Piscinas vacías ha aterrizado en mi mesa durante el fin de semana más lluvioso en Madrid en meses, después de la semana más encapotada, mientras escuchaba en bucle Carrie & Lowell de Sufjan Stevens, un disco que se mueve entre susurros más que entre acordes. Vaya eso por delante, porque siempre he sido de los que piensan que el ambiente influye en las lecturas. Y así la lluvia, las canciones melancólicas y los ruidos de cañerías viejas han ido empapando la lectura del primer volumen de esta barcelonesa (o eso dice su biografía) y al llegar el domingo y el final del libro no he podido evitar un pequeño escalofrío y cierta desazón que sé que me acompañará durante un tiempo.
También es verdad que Piscinas vacías destila tristeza, de principio a fin. Y eso que es un libro de relatos, con sus altos y sus bajos, sus sorpresas, sus picos y sus valles. Pero amanece triste y cuando se cierra la última página la tristeza sigue ahí, como aquel dinosaurio. Entre medias, una melodía monocorde compuesta principalmente por un puñado de encuentros y desencuentros alrededor de la familia: en casi todos los relatos hay una, y se rompe por alguno de sus lados, o se desgasta o, simplemente, se constata que ya no está allí. Padres con madres, padres con hijas, madres con hijos, abuelos y demás especies familiares. Relaciones que resisten en condiciones paupérrimas junto a aquellas que se hacen trizas, la mayoría de las veces para no dar paso a nada mejor. La vida, tal cual, en un lienzo de sentimientos complejos envueltos en situaciones cotidianas, o viceversa. Tiene mérito que cualquiera que avance suficiente en el libro vaya a darse de bruces tarde o temprano con algo que ha vivido en primera persona, descrito casi al detalle.
Más allá de la tristeza como elemento común y de la familia como eje, el gran protagonista de Piscinas vacías es el amor, la sempiterna falta de un manual de instrucciones para afrontarlo y la práctica imposibilidad de evitar su obsolescencia. También transitan por las escenas de Ferrero la comunicación (o su ausencia, no precisamente por falta de palabras), el miedo a la muerte, la melancolía e incluso la enfermedad mental. Los temas pueden repetirse un poco, pero, ojo, nadie dijo que hubiera que meterse un libro de relatos entre pecho y espalda en cuarenta y ocho horas, como yo he hecho. Con tiempo y espacio, con aire, como el vino, las cualidades del conjunto mejoran.

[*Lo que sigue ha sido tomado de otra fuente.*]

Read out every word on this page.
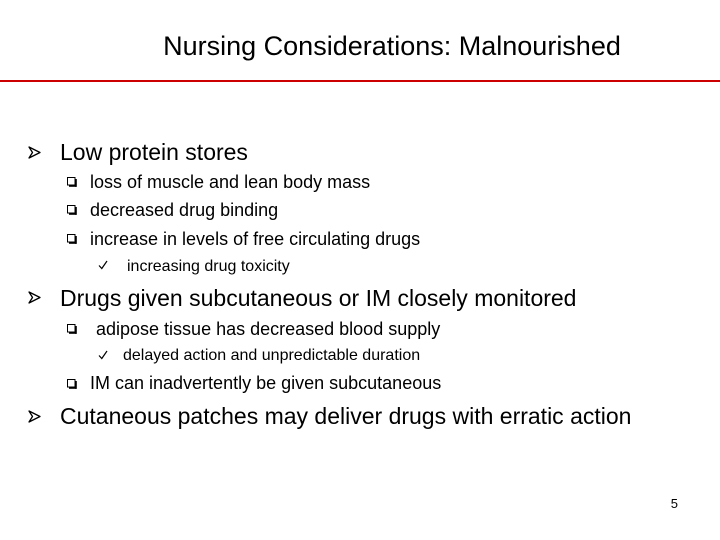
Nursing Considerations: Malnourished
Low protein stores
loss of muscle and lean body mass
decreased drug binding
increase in levels of free circulating drugs
increasing drug toxicity
Drugs given subcutaneous or IM closely monitored
adipose tissue has decreased blood supply
delayed action and unpredictable duration
IM can inadvertently be given subcutaneous
Cutaneous patches may deliver drugs with erratic action
5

En cuanto al estilo, hay mucho de Carver, de Ford, en todos los textos, especialmente en la manera de manosear situaciones cotidianas hasta sacar de ellas lo que se esconde bajo la superficie, sin tener que recurrir a dinamitar las escenas. Ambientación correcta, sin estridencias, personajes en consonancia con el texto. Todo ello nos deja unos relatos formalmente redondos a los que quizá les falta una pizca de desarrollo, algo de movimiento, un poco de variedad en el registro narrativo.
Dice la cuarta de cubierta de esta edición (y creo que la faja también, pero la tiré antes de hacer esta reseña) que Laura Ferrero irrumpe con fuerza en la literatura en español. No estoy de acuerdo. Me parece, más bien, que entra con delicadeza en la habitación, como los fantasmas de otras navidades, para mostrarnos nuestra propia vida reflejada en las de otros. Incluso diría que más que irrumpir abre la puerta con sigilo y entra de puntillas con los zapatos en la mano.
Sin embargo, nadie dijo que eso tenga que ser algo malo precisamente.